Monday, 7 November 2016

Pandan Honey Maple Oat Wheat Toast




IngredientMethod



250g high protein flour
50g low protein flour
50g wholemeal flour
80g rolled oat
30g milk powder
40g honey maple
20g sugar
1 tsp salt
3tsp instant yeast + 65ml water
200ml milk/water
35g butter/margerine
1 tsp white pandan essence
2 tsp apito pandan



Topping:
A:
1 tbsp melted butter

B:
1-2 tbsp rolled oats
1/4 tsp salt




                                                                                                                                                                                                                                                       
FOR STAND MIXER WITH DOUGH HOOK, OR BY HAND:
1. Place the dry ingredients in a bowl. Put water in a cup and sprinkle the yeast on top, set asideer  for about 5 minutes, until the yeast begins to react. Make a well in the center of the dry ingredients, then pour in the yeast mixture. Mix until a dough forms then knead for about 20-30 minutes until elastic. Cover with plastic wrap, set aside about 2-3 hours for ferment.

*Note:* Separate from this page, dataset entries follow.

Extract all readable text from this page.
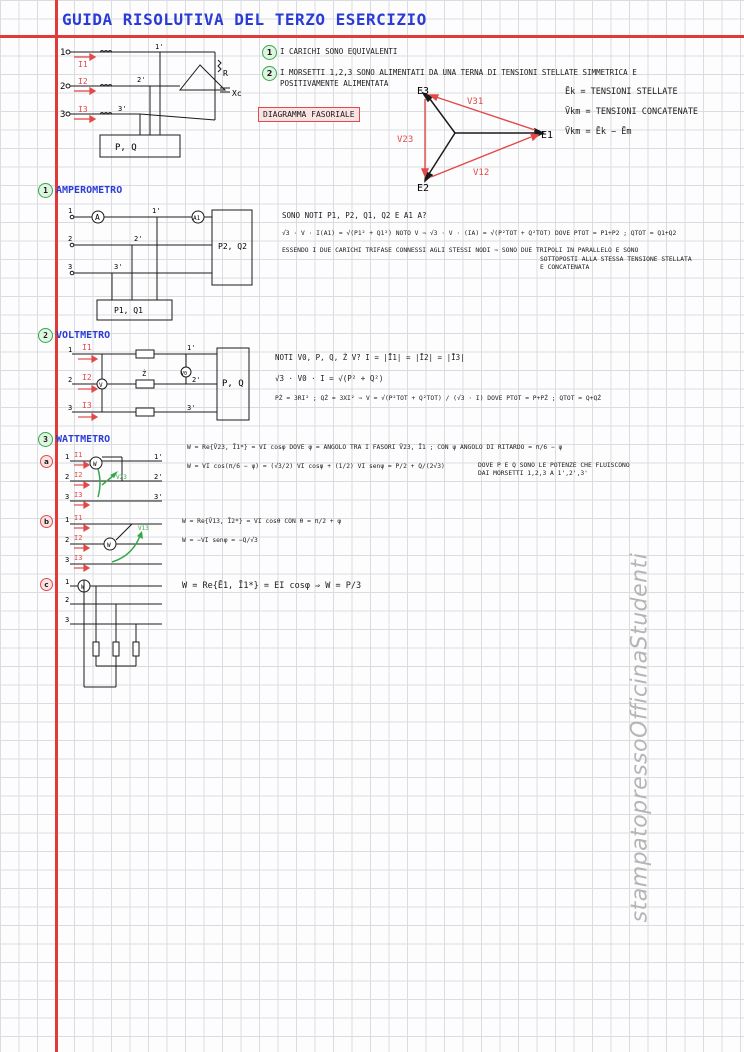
GUIDA RISOLUTIVA DEL TERZO ESERCIZIO
1
2
3
1'
2'
3'
I1
I2
I3
R
Xc
P, Q
1	I CARICHI SONO EQUIVALENTI
2	I MORSETTI 1,2,3 SONO ALIMENTATI DA UNA TERNA DI TENSIONI STELLATE SIMMETRICA E
POSITIVAMENTE ALIMENTATA
DIAGRAMMA FASORIALE
E1
E2
E3
V31
V23
V12
Ēk = TENSIONI STELLATE
V̄km = TENSIONI CONCATENATE
V̄km = Ēk − Ēm
1 AMPEROMETRO
A	A1
1
2
3
1'
2'
3'
P2, Q2
P1, Q1
SONO NOTI P1, P2, Q1, Q2 E A1 A?
√3 · V · I(A1) = √(P1² + Q1²) NOTO V ⇒ √3 · V · (IA) = √(P²TOT + Q²TOT) DOVE PTOT = P1+P2 ; QTOT = Q1+Q2
ESSENDO I DUE CARICHI TRIFASE CONNESSI AGLI STESSI NODI ⇒ SONO DUE TRIPOLI IN PARALLELO E SONO
SOTTOPOSTI ALLA STESSA TENSIONE STELLATA
E CONCATENATA
2 VOLTMETRO
1
2
3
1'
2'
3'
I1
I2
I3
V
V0
Ż
P, Q
NOTI V0, P, Q, Ż V? I = |Ī1| = |Ī2| = |Ī3|
√3 · V0 · I = √(P² + Q²)
PŻ = 3RI² ; QŻ = 3XI² ⇒ V = √(P²TOT + Q²TOT) / (√3 · I) DOVE PTOT = P+PŻ ; QTOT = Q+QŻ
3 WATTMETRO
a
1
2
3
1'
2'
3'
I1
I2
I3
W
V23
W = Re{V̄23, Ī1*} = VI cosφ DOVE φ = ANGOLO TRA I FASORI V̄23, Ī1 ; CON ψ ANGOLO DI RITARDO = π/6 − ψ
W = VI cos(π/6 − ψ) = (√3/2) VI cosψ + (1/2) VI senψ = P/2 + Q/(2√3)	DOVE P E Q SONO LE POTENZE CHE FLUISCONO
DAI MORSETTI 1,2,3 A 1',2',3'
b	1
2
3
I1
I2
I3
W
V13
W = Re{V̄13, Ī2*} = VI cosθ CON θ = π/2 + φ
W = −VI senφ = −Q/√3
c	1
2
3
W	W = Re{Ē1, Ī1*} = EI cosφ ⇒ W = P/3	stampatopressoOfficinaStudenti
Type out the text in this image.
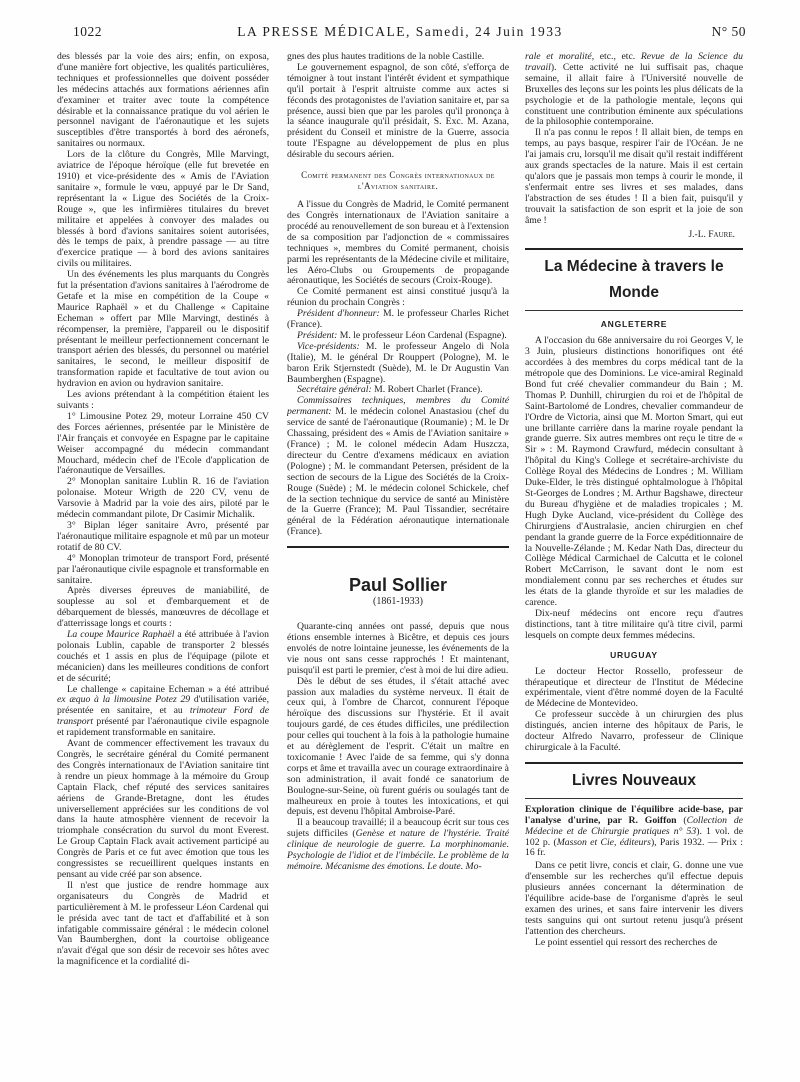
1022	LA PRESSE MÉDICALE, Samedi, 24 Juin 1933	N° 50

des blessés par la voie des airs; enfin, on exposa, d'une manière fort objective, les qualités particulières, techniques et professionnelles que doivent posséder les médecins attachés aux formations aériennes afin d'examiner et traiter avec toute la compétence désirable et la connaissance pratique du vol aérien le personnel navigant de l'aéronautique et les sujets susceptibles d'être transportés à bord des aéronefs, sanitaires ou normaux.

Lors de la clôture du Congrès, Mlle Marvingt, aviatrice de l'époque héroïque (elle fut brevetée en 1910) et vice-présidente des « Amis de l'Aviation sanitaire », formule le vœu, appuyé par le Dr Sand, représentant la « Ligue des Sociétés de la Croix-Rouge », que les infirmières titulaires du brevet militaire et appelées à convoyer des malades ou blessés à bord d'avions sanitaires soient autorisées, dès le temps de paix, à prendre passage — au titre d'exercice pratique — à bord des avions sanitaires civils ou militaires.

Un des événements les plus marquants du Congrès fut la présentation d'avions sanitaires à l'aérodrome de Getafe et la mise en compétition de la Coupe « Maurice Raphaël » et du Challenge « Capitaine Echeman » offert par Mlle Marvingt, destinés à récompenser, la première, l'appareil ou le dispositif présentant le meilleur perfectionnement concernant le transport aérien des blessés, du personnel ou matériel sanitaires, le second, le meilleur dispositif de transformation rapide et facultative de tout avion ou hydravion en avion ou hydravion sanitaire.

Les avions prétendant à la compétition étaient les suivants :

1° Limousine Potez 29, moteur Lorraine 450 CV des Forces aériennes, présentée par le Ministère de l'Air français et convoyée en Espagne par le capitaine Weiser accompagné du médecin commandant Mouchard, médecin chef de l'Ecole d'application de l'aéronautique de Versailles.

2° Monoplan sanitaire Lublin R. 16 de l'aviation polonaise. Moteur Wrigth de 220 CV, venu de Varsovie à Madrid par la voie des airs, piloté par le médecin commandant pilote, Dr Casimir Michalik.

3° Biplan léger sanitaire Avro, présenté par l'aéronautique militaire espagnole et mû par un moteur rotatif de 80 CV.

4° Monoplan trimoteur de transport Ford, présenté par l'aéronautique civile espagnole et transformable en sanitaire.

Après diverses épreuves de maniabilité, de souplesse au sol et d'embarquement et de débarquement de blessés, manœuvres de décollage et d'atterrissage longs et courts :

La coupe Maurice Raphaël a été attribuée à l'avion polonais Lublin, capable de transporter 2 blessés couchés et 1 assis en plus de l'équipage (pilote et mécanicien) dans les meilleures conditions de confort et de sécurité;

Le challenge « capitaine Echeman » a été attribué ex æquo à la limousine Potez 29 d'utilisation variée, présentée en sanitaire, et au trimoteur Ford de transport présenté par l'aéronautique civile espagnole et rapidement transformable en sanitaire.

Avant de commencer effectivement les travaux du Congrès, le secrétaire général du Comité permanent des Congrès internationaux de l'Aviation sanitaire tint à rendre un pieux hommage à la mémoire du Group Captain Flack, chef réputé des services sanitaires aériens de Grande-Bretagne, dont les études universellement appréciées sur les conditions de vol dans la haute atmosphère viennent de recevoir la triomphale consécration du survol du mont Everest. Le Group Captain Flack avait activement participé au Congrès de Paris et ce fut avec émotion que tous les congressistes se recueillirent quelques instants en pensant au vide créé par son absence.

Il n'est que justice de rendre hommage aux organisateurs du Congrès de Madrid et particulièrement à M. le professeur Léon Cardenal qui le présida avec tant de tact et d'affabilité et à son infatigable commissaire général : le médecin colonel Van Baumberghen, dont la courtoise obligeance n'avait d'égal que son désir de recevoir ses hôtes avec la magnificence et la cordialité di-

gnes des plus hautes traditions de la noble Castille.

Le gouvernement espagnol, de son côté, s'efforça de témoigner à tout instant l'intérêt évident et sympathique qu'il portait à l'esprit altruiste comme aux actes si féconds des protagonistes de l'aviation sanitaire et, par sa présence, aussi bien que par les paroles qu'il prononça à la séance inaugurale qu'il présidait, S. Exc. M. Azana, président du Conseil et ministre de la Guerre, associa toute l'Espagne au développement de plus en plus désirable du secours aérien.

Comité permanent des Congrès internationaux de l'Aviation sanitaire.

A l'issue du Congrès de Madrid, le Comité permanent des Congrès internationaux de l'Aviation sanitaire a procédé au renouvellement de son bureau et à l'extension de sa composition par l'adjonction de « commissaires techniques », membres du Comité permanent, choisis parmi les représentants de la Médecine civile et militaire, les Aéro-Clubs ou Groupements de propagande aéronautique, les Sociétés de secours (Croix-Rouge).

Ce Comité permanent est ainsi constitué jusqu'à la réunion du prochain Congrès :

Président d'honneur: M. le professeur Charles Richet (France).

Président: M. le professeur Léon Cardenal (Espagne).

Vice-présidents: M. le professeur Angelo di Nola (Italie), M. le général Dr Rouppert (Pologne), M. le baron Erik Stjernstedt (Suède), M. le Dr Augustin Van Baumberghen (Espagne).

Secrétaire général: M. Robert Charlet (France).

Commissaires techniques, membres du Comité permanent: M. le médecin colonel Anastasiou (chef du service de santé de l'aéronautique (Roumanie) ; M. le Dr Chassaing, président des « Amis de l'Aviation sanitaire » (France) ; M. le colonel médecin Adam Huszcza, directeur du Centre d'examens médicaux en aviation (Pologne) ; M. le commandant Petersen, président de la section de secours de la Ligue des Sociétés de la Croix-Rouge (Suède) ; M. le médecin colonel Schickele, chef de la section technique du service de santé au Ministère de la Guerre (France); M. Paul Tissandier, secrétaire général de la Fédération aéronautique internationale (France).

Paul Sollier
(1861-1933)

Quarante-cinq années ont passé, depuis que nous étions ensemble internes à Bicêtre, et depuis ces jours envolés de notre lointaine jeunesse, les événements de la vie nous ont sans cesse rapprochés ! Et maintenant, puisqu'il est parti le premier, c'est à moi de lui dire adieu.

Dès le début de ses études, il s'était attaché avec passion aux maladies du système nerveux. Il était de ceux qui, à l'ombre de Charcot, connurent l'époque héroïque des discussions sur l'hystérie. Et il avait toujours gardé, de ces études difficiles, une prédilection pour celles qui touchent à la fois à la pathologie humaine et au dérèglement de l'esprit. C'était un maître en toxicomanie ! Avec l'aide de sa femme, qui s'y donna corps et âme et travailla avec un courage extraordinaire à son administration, il avait fondé ce sanatorium de Boulogne-sur-Seine, où furent guéris ou soulagés tant de malheureux en proie à toutes les intoxications, et qui depuis, est devenu l'hôpital Ambroise-Paré.

Il a beaucoup travaillé; il a beaucoup écrit sur tous ces sujets difficiles (Genèse et nature de l'hystérie. Traité clinique de neurologie de guerre. La morphinomanie. Psychologie de l'idiot et de l'imbécile. Le problème de la mémoire. Mécanisme des émotions. Le doute. Mo-

rale et moralité, etc., etc. Revue de la Science du travail). Cette activité ne lui suffisait pas, chaque semaine, il allait faire à l'Université nouvelle de Bruxelles des leçons sur les points les plus délicats de la psychologie et de la pathologie mentale, leçons qui constituent une contribution éminente aux spéculations de la philosophie contemporaine.

Il n'a pas connu le repos ! Il allait bien, de temps en temps, au pays basque, respirer l'air de l'Océan. Je ne l'ai jamais cru, lorsqu'il me disait qu'il restait indifférent aux grands spectacles de la nature. Mais il est certain qu'alors que je passais mon temps à courir le monde, il s'enfermait entre ses livres et ses malades, dans l'abstraction de ses études ! Il a bien fait, puisqu'il y trouvait la satisfaction de son esprit et la joie de son âme !

J.-L. Faure.
La Médecine à travers le Monde
ANGLETERRE

A l'occasion du 68e anniversaire du roi Georges V, le 3 Juin, plusieurs distinctions honorifiques ont été accordées à des membres du corps médical tant de la métropole que des Dominions. Le vice-amiral Reginald Bond fut créé chevalier commandeur du Bain ; M. Thomas P. Dunhill, chirurgien du roi et de l'hôpital de Saint-Bartolomé de Londres, chevalier commandeur de l'Ordre de Victoria, ainsi que M. Morton Smart, qui eut une brillante carrière dans la marine royale pendant la grande guerre. Six autres membres ont reçu le titre de « Sir » : M. Raymond Crawfurd, médecin consultant à l'hôpital du King's College et secrétaire-archiviste du Collège Royal des Médecins de Londres ; M. William Duke-Elder, le très distingué ophtalmologue à l'hôpital St-Georges de Londres ; M. Arthur Bagshawe, directeur du Bureau d'hygiène et de maladies tropicales ; M. Hugh Dyke Aucland, vice-président du Collège des Chirurgiens d'Australasie, ancien chirurgien en chef pendant la grande guerre de la Force expéditionnaire de la Nouvelle-Zélande ; M. Kedar Nath Das, directeur du Collège Médical Carmichael de Calcutta et le colonel Robert McCarrison, le savant dont le nom est mondialement connu par ses recherches et études sur les états de la glande thyroïde et sur les maladies de carence.

Dix-neuf médecins ont encore reçu d'autres distinctions, tant à titre militaire qu'à titre civil, parmi lesquels on compte deux femmes médecins.

URUGUAY

Le docteur Hector Rossello, professeur de thérapeutique et directeur de l'Institut de Médecine expérimentale, vient d'être nommé doyen de la Faculté de Médecine de Montevideo.

Ce professeur succède à un chirurgien des plus distingués, ancien interne des hôpitaux de Paris, le docteur Alfredo Navarro, professeur de Clinique chirurgicale à la Faculté.

Livres Nouveaux

Exploration clinique de l'équilibre acide-base, par l'analyse d'urine, par R. Goiffon (Collection de Médecine et de Chirurgie pratiques n° 53). 1 vol. de 102 p. (Masson et Cie, éditeurs), Paris 1932. — Prix : 16 fr.

Dans ce petit livre, concis et clair, G. donne une vue d'ensemble sur les recherches qu'il effectue depuis plusieurs années concernant la détermination de l'équilibre acide-base de l'organisme d'après le seul examen des urines, et sans faire intervenir les divers tests sanguins qui ont surtout retenu jusqu'à présent l'attention des chercheurs.

Le point essentiel qui ressort des recherches de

2. Once dough has risen, place each of the dough on a floured surface, and knead lightly. Rest for 15 minutes.

3. Divide the dough into small equals portionsflatten each portions and roll up like a swiss roll, arrange in a greased square baking tray and let dough prove for second time (about 1-2 hrs).

4. Before baking, brush the top of the loaf with some melted butter, sprinkle with the oats and salt, and lightly spray the top with water. Bake at 180 degree Celsius for 55 minutes. Remove from oven and cool on wire rack.